Charity Jobs is a good place to start if you’re interested in helping others in this way, as they have a volunteering section where you can search for opportunities.
Taking part in – or organising an event
Whether it’s a 5k sponsored run, a bake sale or a charity dinner, getting involved in charity events is a great way to come together with lots of other like-minded people. Being around other people wanting to make a difference is such a great atmosphere to be around and regular meetings to help prepare for such events will structure and help reinforce your positive feelings.
Giving to charity shops
Another great way to give back is to donate to charity shops.
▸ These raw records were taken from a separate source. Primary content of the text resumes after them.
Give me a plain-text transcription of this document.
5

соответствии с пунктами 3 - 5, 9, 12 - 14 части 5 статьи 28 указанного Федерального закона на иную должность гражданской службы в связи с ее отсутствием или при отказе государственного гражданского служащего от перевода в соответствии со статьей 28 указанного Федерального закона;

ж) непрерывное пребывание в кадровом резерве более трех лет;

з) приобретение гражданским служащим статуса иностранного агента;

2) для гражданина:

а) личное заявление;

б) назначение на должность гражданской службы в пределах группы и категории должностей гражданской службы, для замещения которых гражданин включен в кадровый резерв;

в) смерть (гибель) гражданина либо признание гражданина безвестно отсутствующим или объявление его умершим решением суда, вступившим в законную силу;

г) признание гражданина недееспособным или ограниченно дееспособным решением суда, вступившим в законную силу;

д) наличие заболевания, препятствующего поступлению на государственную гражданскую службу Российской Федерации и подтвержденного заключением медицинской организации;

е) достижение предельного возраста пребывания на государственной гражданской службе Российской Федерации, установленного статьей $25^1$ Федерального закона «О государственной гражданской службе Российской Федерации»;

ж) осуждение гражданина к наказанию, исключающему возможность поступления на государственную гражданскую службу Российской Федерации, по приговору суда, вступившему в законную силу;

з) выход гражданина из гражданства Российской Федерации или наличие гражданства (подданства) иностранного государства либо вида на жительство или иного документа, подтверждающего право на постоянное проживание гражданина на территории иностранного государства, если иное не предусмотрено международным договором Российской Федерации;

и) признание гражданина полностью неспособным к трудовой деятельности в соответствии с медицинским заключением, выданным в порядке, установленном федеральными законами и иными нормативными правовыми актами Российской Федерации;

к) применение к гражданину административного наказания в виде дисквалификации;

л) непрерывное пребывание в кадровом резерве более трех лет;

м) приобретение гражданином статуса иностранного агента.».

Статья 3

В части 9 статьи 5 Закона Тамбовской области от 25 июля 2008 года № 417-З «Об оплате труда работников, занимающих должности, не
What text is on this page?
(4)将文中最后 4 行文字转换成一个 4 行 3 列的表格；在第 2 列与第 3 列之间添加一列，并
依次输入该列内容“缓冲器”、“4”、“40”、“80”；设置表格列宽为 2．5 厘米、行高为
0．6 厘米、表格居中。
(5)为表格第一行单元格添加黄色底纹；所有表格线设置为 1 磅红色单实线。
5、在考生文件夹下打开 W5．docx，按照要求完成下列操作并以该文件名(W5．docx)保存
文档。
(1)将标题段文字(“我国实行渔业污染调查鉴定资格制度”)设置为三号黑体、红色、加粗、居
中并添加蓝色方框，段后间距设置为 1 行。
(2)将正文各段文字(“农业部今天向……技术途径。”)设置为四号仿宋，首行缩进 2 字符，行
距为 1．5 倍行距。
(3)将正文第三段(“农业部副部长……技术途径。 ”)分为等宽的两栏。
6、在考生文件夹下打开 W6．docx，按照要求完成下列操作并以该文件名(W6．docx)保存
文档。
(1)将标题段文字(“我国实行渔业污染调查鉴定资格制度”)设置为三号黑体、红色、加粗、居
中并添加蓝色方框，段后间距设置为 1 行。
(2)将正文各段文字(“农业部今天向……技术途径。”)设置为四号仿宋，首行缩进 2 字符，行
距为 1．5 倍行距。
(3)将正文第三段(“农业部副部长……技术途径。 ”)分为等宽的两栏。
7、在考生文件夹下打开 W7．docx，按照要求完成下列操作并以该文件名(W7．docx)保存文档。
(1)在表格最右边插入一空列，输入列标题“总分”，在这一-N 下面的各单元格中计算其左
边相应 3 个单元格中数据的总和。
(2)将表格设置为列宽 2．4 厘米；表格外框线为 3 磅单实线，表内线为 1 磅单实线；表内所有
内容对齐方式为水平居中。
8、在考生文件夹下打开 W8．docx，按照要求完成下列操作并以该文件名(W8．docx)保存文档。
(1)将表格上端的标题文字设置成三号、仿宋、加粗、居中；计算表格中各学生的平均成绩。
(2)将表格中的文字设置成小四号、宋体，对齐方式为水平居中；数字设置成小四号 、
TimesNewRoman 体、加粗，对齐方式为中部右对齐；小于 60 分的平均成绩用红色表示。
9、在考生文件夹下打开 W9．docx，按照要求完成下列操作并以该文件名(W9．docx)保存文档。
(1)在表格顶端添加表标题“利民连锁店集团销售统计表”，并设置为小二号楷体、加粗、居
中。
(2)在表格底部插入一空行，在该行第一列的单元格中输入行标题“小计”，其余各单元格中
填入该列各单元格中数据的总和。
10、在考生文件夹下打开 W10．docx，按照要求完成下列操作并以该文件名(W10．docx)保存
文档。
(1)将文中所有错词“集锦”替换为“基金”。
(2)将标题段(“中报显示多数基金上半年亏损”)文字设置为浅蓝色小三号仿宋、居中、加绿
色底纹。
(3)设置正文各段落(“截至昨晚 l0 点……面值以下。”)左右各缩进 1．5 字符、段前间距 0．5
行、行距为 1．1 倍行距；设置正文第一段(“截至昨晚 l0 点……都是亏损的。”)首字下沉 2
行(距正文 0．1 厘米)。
You can either donate some of your old, unwanted belongings for them to sell to raise money – or you can buy some items from them and help them to reach their fundraising goals.
Ask for donations for a special event
Birthdays, wedding gifts and lots of other celebrations are a fantastic opportunity to ask friends and family to donate instead of buying you a gift. Often people spend so much on gifts that we don’t need, and so you could ask that they make a donation to your chosen charity and raise a significant amount of money that way for charity.
Whatever you decide to do, you will never regret raising money for a good cause. You never know how one of these causes – or another – may benefit you one day in the future and this helps you to realise how important it is to keep raising vital funds.
By getting involved in any philanthropical activity, you’re leaving a positive imprint behind you on the world. Essentially, you’re leaving it in a better way than you found it, which is an empowering feeling to have – and which is why you are likely to find that you get more out of it yourself than what you give.